AMHERST, Mass. – Steve de Bruyn Kops, an engineering professor at the University of Massachusetts Amherst, heads a team of scientists that will be using high-performance computing capacity and data storage available from the U.S. Department of Defense to study fundamental aspects of fluid turbulence. The results of the study will be used to reduce drag on underwater vehicles, improve sensors systems such as radars and advanced local-scale weather predictions.
The grant will provide the research team with 528 million hours of computing time, storage for several petabytes – one quadrillion bytes – of data, and technical expertise for managing large data sets. The team will use the high-performance computers to simulate turbulence in fluids and to understand the complex behavior it generates. The work is supported by a five-year, $750,000 contract and existing Department of Defense grants to each scientist on the team.
The grant has been awarded as one of two Frontier Projects, designed to solve science and technology problems that cannot be addressed without high-performance computer capabilities. The projects awarded are expected to be among the most computationally demanding projects the Defense Department will address.

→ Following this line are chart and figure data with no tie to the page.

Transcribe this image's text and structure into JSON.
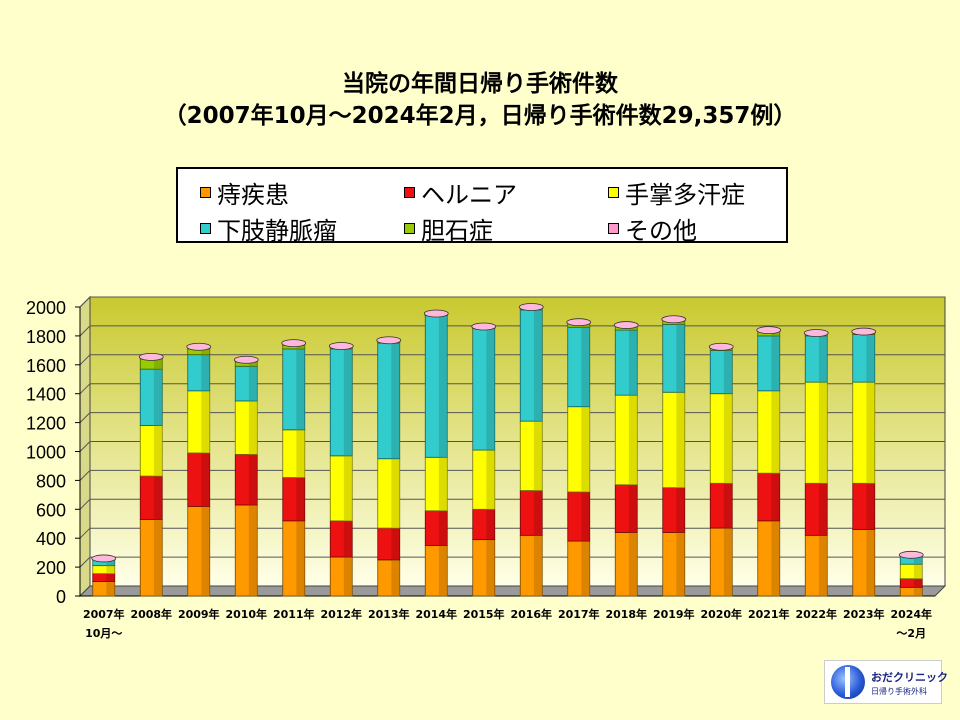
{
  "chart_data": {
    "type": "bar",
    "stacked": true,
    "title": "当院の年間日帰り手術件数",
    "subtitle": "（2007年10月～2024年2月，日帰り手術件数29,357例）",
    "categories": [
      [
        "2007年",
        "10月～"
      ],
      [
        "2008年"
      ],
      [
        "2009年"
      ],
      [
        "2010年"
      ],
      [
        "2011年"
      ],
      [
        "2012年"
      ],
      [
        "2013年"
      ],
      [
        "2014年"
      ],
      [
        "2015年"
      ],
      [
        "2016年"
      ],
      [
        "2017年"
      ],
      [
        "2018年"
      ],
      [
        "2019年"
      ],
      [
        "2020年"
      ],
      [
        "2021年"
      ],
      [
        "2022年"
      ],
      [
        "2023年"
      ],
      [
        "2024年",
        "～2月"
      ]
    ],
    "ylim": [
      0,
      2000
    ],
    "yticks": [
      "0",
      "200",
      "400",
      "600",
      "800",
      "1000",
      "1200",
      "1400",
      "1600",
      "1800",
      "2000"
    ],
    "grid": true,
    "legend_position": "top",
    "series": [
      {
        "name": "痔疾患",
        "color": "#ff9900",
        "values": [
          100,
          530,
          620,
          630,
          520,
          270,
          250,
          350,
          390,
          420,
          380,
          440,
          440,
          470,
          520,
          420,
          460,
          60
        ]
      },
      {
        "name": "ヘルニア",
        "color": "#ee1111",
        "values": [
          55,
          300,
          370,
          350,
          300,
          250,
          220,
          240,
          210,
          310,
          340,
          330,
          310,
          310,
          330,
          360,
          320,
          60
        ]
      },
      {
        "name": "手掌多汗症",
        "color": "#ffff00",
        "values": [
          55,
          350,
          430,
          370,
          330,
          450,
          480,
          370,
          410,
          480,
          590,
          620,
          660,
          620,
          570,
          700,
          700,
          100
        ]
      },
      {
        "name": "下肢静脈瘤",
        "color": "#33cccc",
        "values": [
          40,
          390,
          250,
          240,
          560,
          740,
          800,
          980,
          840,
          770,
          550,
          450,
          470,
          300,
          380,
          320,
          330,
          60
        ]
      },
      {
        "name": "胆石症",
        "color": "#99cc00",
        "values": [
          5,
          70,
          40,
          30,
          25,
          10,
          10,
          5,
          5,
          10,
          25,
          25,
          25,
          15,
          30,
          10,
          10,
          0
        ]
      },
      {
        "name": "その他",
        "color": "#ff99cc",
        "values": [
          5,
          15,
          15,
          15,
          15,
          10,
          10,
          10,
          10,
          10,
          10,
          10,
          10,
          10,
          10,
          10,
          10,
          5
        ]
      }
    ]
  },
  "logo": {
    "name": "おだクリニック",
    "sub": "日帰り手術外科"
  }
}
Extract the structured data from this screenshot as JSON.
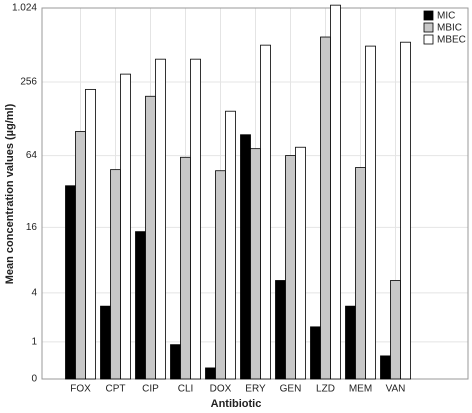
{
  "chart_data": {
    "type": "bar",
    "scale": "log1p",
    "xlabel": "Antibiotic",
    "ylabel": "Mean concentration values (µg/ml)",
    "categories": [
      "FOX",
      "CPT",
      "CIP",
      "CLI",
      "DOX",
      "ERY",
      "GEN",
      "LZD",
      "MEM",
      "VAN"
    ],
    "series": [
      {
        "name": "MIC",
        "color": "#000000",
        "values": [
          36,
          2.9,
          14.7,
          0.9,
          0.23,
          95,
          5.3,
          1.65,
          2.9,
          0.54
        ]
      },
      {
        "name": "MBIC",
        "color": "#c8c8c8",
        "values": [
          101,
          49,
          196,
          62,
          48,
          73,
          64,
          595,
          51,
          5.3
        ]
      },
      {
        "name": "MBEC",
        "color": "#ffffff",
        "values": [
          223,
          297,
          393,
          393,
          148,
          511,
          75,
          1080,
          502,
          540
        ]
      }
    ],
    "ylim": [
      0,
      1024
    ],
    "yticks": [
      0,
      1,
      4,
      16,
      64,
      256,
      {
        "value": 1024,
        "label": "1.024"
      }
    ],
    "grid": true,
    "legend": "top-right"
  }
}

This is the first year Frontier Projects have been awarded.
De Bruyn Kops, an associate professor of mechanical and industrial engineering, says turbulent flows are all around us and are always complex. In fact, turbulence is considered to be one of the hardest classical physics problems. An example of the flows he studies is the sometimes violent and patchy turbulence airplanes encounter in the upper atmosphere.
With access to the Defense Department’s high-performance computer network, de Bruyn Kops and his team plan to create a new complex data set that covers a range of situations involving turbulence in the ocean and in the atmosphere. They will focus on instances with very wide ranges of eddies and vortices, which is why large computers and storage are required. “So this puts the UMass Amherst College of Engineering in the top league for high-performance computing,” said de Bruyn Kops.
Ultimately, understanding turbulence will require accurately measuring it in the ocean and atmosphere. De Bruyn Kops said that part of his project is to use the simulated flows to understand assumptions that are made when converting optical measurements of turbulence to turbulence data.
Another component of the project is modeling. Since running simulations requiring millions of computer hours is not practical for solving engineering problems, collaborators at the University of Washington and Cornell University will use the large simulations to improve high-speed models for stratified flows that are suitable for designing engineered systems.